Secretary Napolitano told the Judiciary Committee that the law “will detract from and siphon resources that we need to focus on those in the country illegally who are committing the most serious crimes.” That is not enough of a preemption argument — we do not want to arrest people under the law. It will be hard to argue that arresting federal violators interferes with federal enforcement unless the policy is non-enforcement.
The law is being characterized as a separate or alternative state enforcement system as opposed to a concurrent enforcement scheme. That is far from obvious from the language which was written to track the federal law. Unless preempted, the assumption is that the state can exercise concurrent jurisdiction. As the Court stated in lyer v. Doe, 457 U.S. 202, 228 (1982),
“Although the State has no direct interest in controlling entry into this country, that interest being one reserved by the Constitution to the Federal Government, unchecked unlawful migration might impair the State’s economy generally, or the State’s ability to provide some important service.

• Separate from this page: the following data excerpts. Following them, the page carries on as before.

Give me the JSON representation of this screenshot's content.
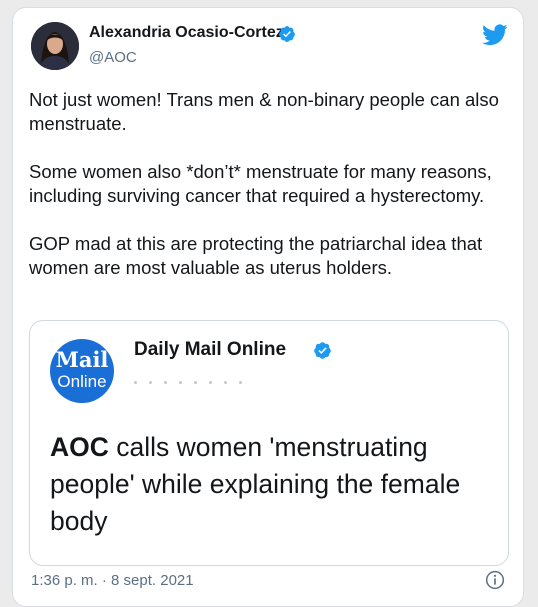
{
  "tweet": {
    "author_name": "Alexandria Ocasio-Cortez",
    "author_handle": "@AOC",
    "paragraphs": [
      "Not just women! Trans men & non-binary people can also menstruate.",
      "Some women also *don’t* menstruate for many reasons, including surviving cancer that required a hysterectomy.",
      "GOP mad at this are protecting the patriarchal idea that women are most valuable as uterus holders."
    ],
    "timestamp": "1:36 p. m. · 8 sept. 2021"
  },
  "quoted": {
    "logo_line1": "Mail",
    "logo_line2": "Online",
    "source_name": "Daily Mail Online",
    "headline_bold": "AOC",
    "headline_rest": " calls women 'menstruating people' while explaining the female body"
  },
  "icons": {
    "verified": "verified-badge-icon",
    "brand": "twitter-bird-icon",
    "info": "info-icon"
  },
  "colors": {
    "twitter_blue": "#1d9bf0",
    "mail_blue": "#1a6fd6",
    "text": "#14171a",
    "muted": "#5b7083"
  }
}
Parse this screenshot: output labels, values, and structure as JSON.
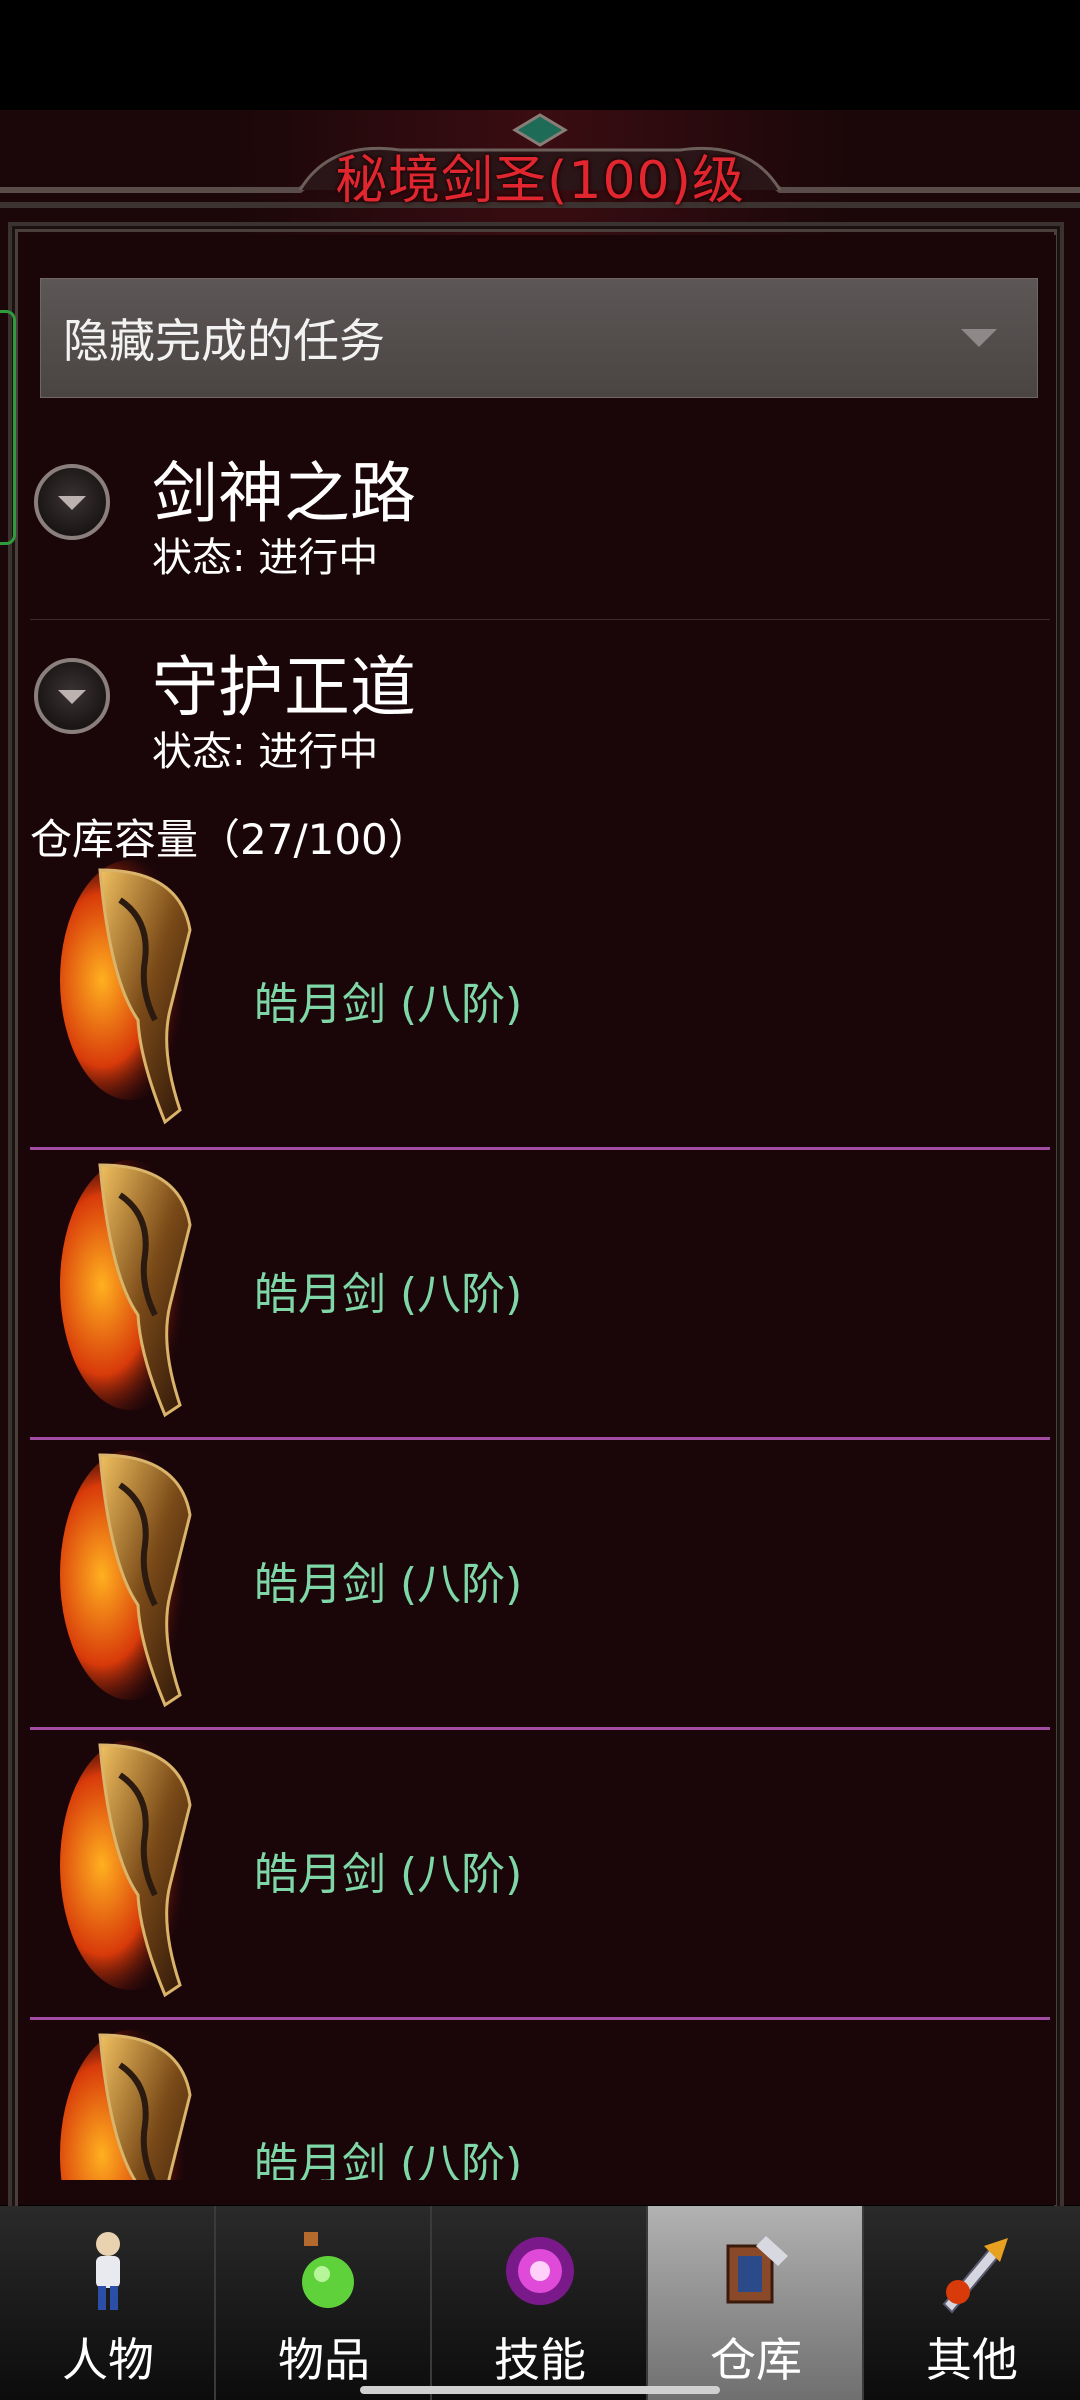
{
  "header": {
    "title": "秘境剑圣(100)级"
  },
  "quest_filter": {
    "selected": "隐藏完成的任务"
  },
  "quests": [
    {
      "title": "剑神之路",
      "status": "状态: 进行中"
    },
    {
      "title": "守护正道",
      "status": "状态: 进行中"
    }
  ],
  "warehouse": {
    "capacity_label": "仓库容量（27/100）",
    "items": [
      {
        "name": "皓月剑 (八阶)"
      },
      {
        "name": "皓月剑 (八阶)"
      },
      {
        "name": "皓月剑 (八阶)"
      },
      {
        "name": "皓月剑 (八阶)"
      },
      {
        "name": "皓月剑 (八阶)"
      }
    ]
  },
  "nav": {
    "tabs": [
      {
        "label": "人物",
        "icon": "character-icon"
      },
      {
        "label": "物品",
        "icon": "potion-icon"
      },
      {
        "label": "技能",
        "icon": "skill-orb-icon"
      },
      {
        "label": "仓库",
        "icon": "warehouse-icon",
        "active": true
      },
      {
        "label": "其他",
        "icon": "sword-icon"
      }
    ]
  },
  "colors": {
    "title": "#e2262f",
    "item_name": "#7fd6a6",
    "item_divider": "#a24da3",
    "background": "#1a0609"
  }
}
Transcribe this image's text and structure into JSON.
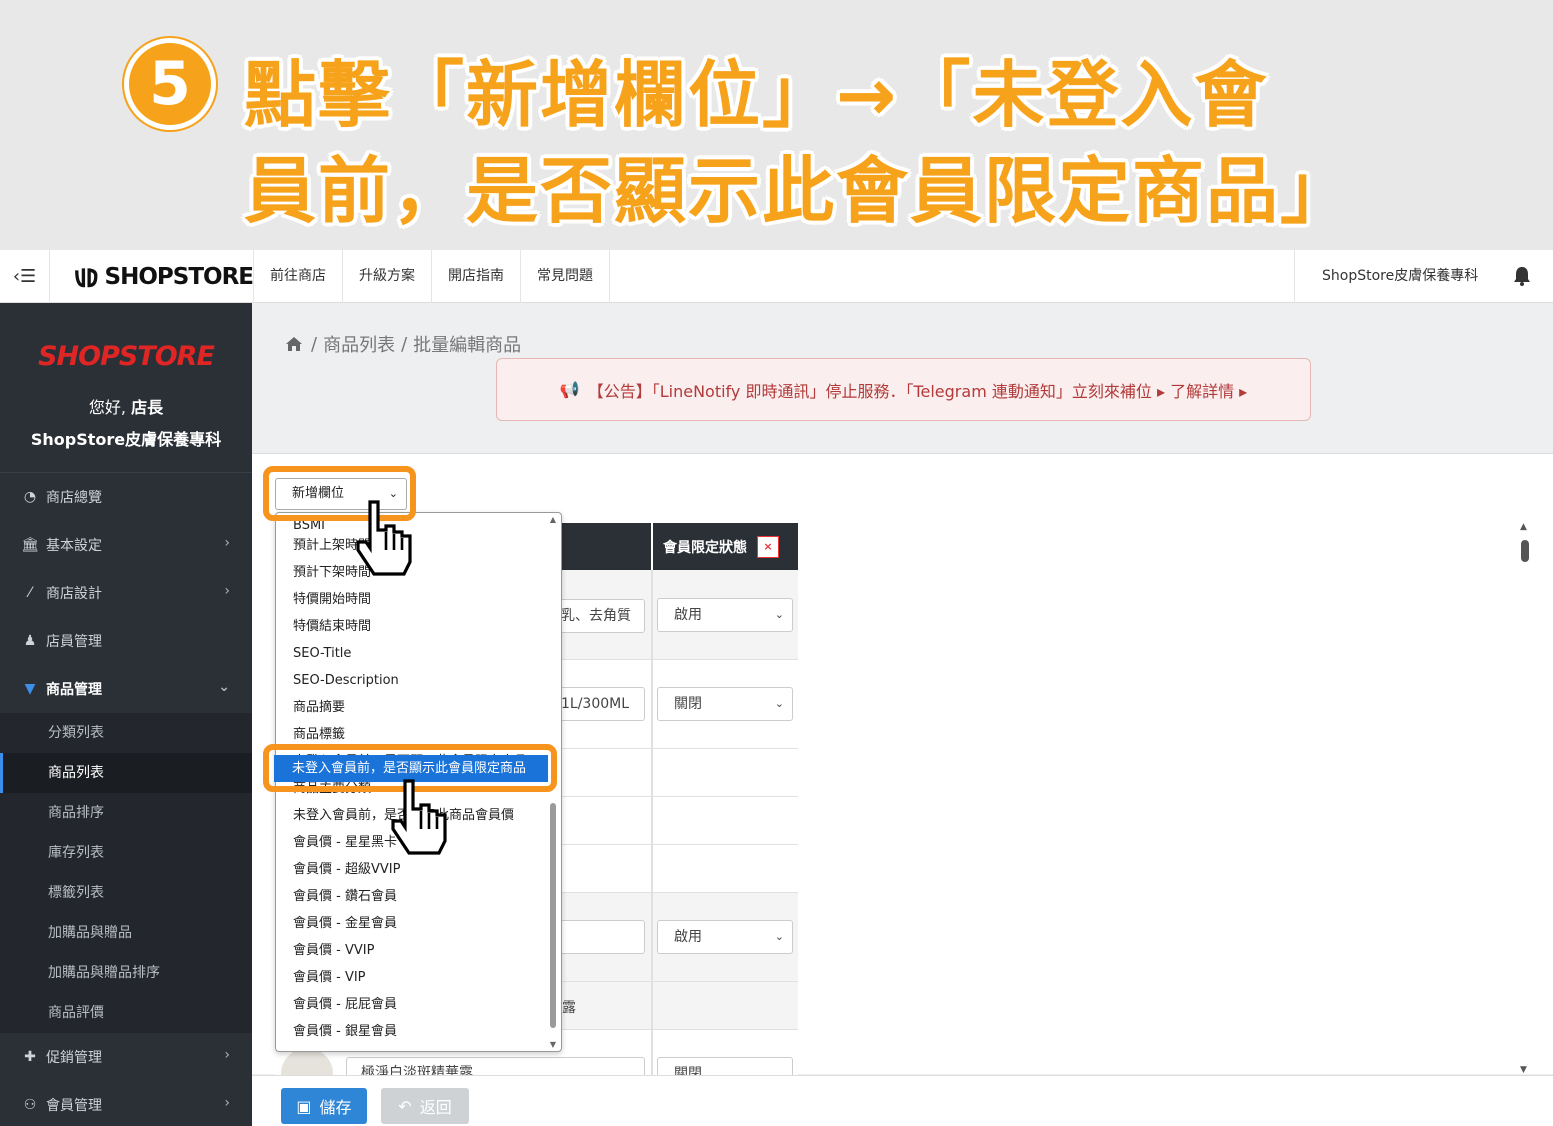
{
  "banner": {
    "step_number": "5",
    "line1": "點擊「新增欄位」→「未登入會",
    "line2": "員前，是否顯示此會員限定商品」"
  },
  "topbar": {
    "logo_text": "SHOPSTORE",
    "nav": [
      "前往商店",
      "升級方案",
      "開店指南",
      "常見問題"
    ],
    "store_name": "ShopStore皮膚保養專科"
  },
  "sidebar": {
    "logo_text": "SHOPSTORE",
    "greeting": "您好,",
    "greeting_role": "店長",
    "store_name": "ShopStore皮膚保養專科",
    "items": [
      {
        "label": "商店總覽",
        "icon": "dashboard-icon"
      },
      {
        "label": "基本設定",
        "icon": "bank-icon"
      },
      {
        "label": "商店設計",
        "icon": "magic-wand-icon"
      },
      {
        "label": "店員管理",
        "icon": "user-icon"
      },
      {
        "label": "商品管理",
        "icon": "cart-icon"
      }
    ],
    "sub_items": [
      "分類列表",
      "商品列表",
      "商品排序",
      "庫存列表",
      "標籤列表",
      "加購品與贈品",
      "加購品與贈品排序",
      "商品評價"
    ],
    "bottom_items": [
      {
        "label": "促銷管理",
        "icon": "gift-icon"
      },
      {
        "label": "會員管理",
        "icon": "users-icon"
      }
    ]
  },
  "breadcrumb": {
    "sep": "/",
    "items": [
      "商品列表",
      "批量編輯商品"
    ]
  },
  "notice": {
    "text": "【公告】「LineNotify 即時通訊」停止服務．「Telegram 連動通知」立刻來補位 ▸ 了解詳情 ▸"
  },
  "add_column": {
    "value": "新增欄位"
  },
  "dropdown": {
    "items": [
      "BSMI",
      "預計上架時間",
      "預計下架時間",
      "特價開始時間",
      "特價結束時間",
      "SEO-Title",
      "SEO-Description",
      "商品摘要",
      "商品標籤",
      "未登入會員前，是否顯示此會員限定商品",
      "商品主要分類",
      "未登入會員前，是否顯示此商品會員價",
      "會員價 - 星星黑卡",
      "會員價 - 超級VVIP",
      "會員價 - 鑽石會員",
      "會員價 - 金星會員",
      "會員價 - VVIP",
      "會員價 - VIP",
      "會員價 - 屁屁會員",
      "會員價 - 銀星會員"
    ],
    "selected": "未登入會員前，是否顯示此會員限定商品"
  },
  "table": {
    "col_header": "會員限定狀態",
    "remove_label": "×",
    "rows": [
      {
        "text": "乳、去角質",
        "status": "啟用"
      },
      {
        "text": "1L/300ML",
        "status": "關閉"
      },
      {
        "text": "",
        "status": "啟用"
      },
      {
        "text": "露",
        "status": ""
      },
      {
        "text": "極淨白淡斑精華露",
        "status": "關閉"
      }
    ]
  },
  "buttons": {
    "save": "儲存",
    "back": "返回"
  }
}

Despite the exclusive federal control of this Nation’s borders, we cannot conclude that the States are without power to deter the influx of persons entering the United States against federal law, and whose numbers might have a discernible impact on traditional state concerns.”
This is why I have been more interested in the reasonable suspicion provision. On its face, it is hard to see how that standard could be applied constitutionally except when officers determine status at the time of another criminal violation. The problem is that the strongest challenge to that provision would be based on actual enforcement — which various groups clearly do not want to wait for. Courts may view an effort to challenge the likely application of the reasonable suspicion provision as a demand for an “advisory opinion” — which courts do not render given the requirement of an actual “case or controversy” under Article III.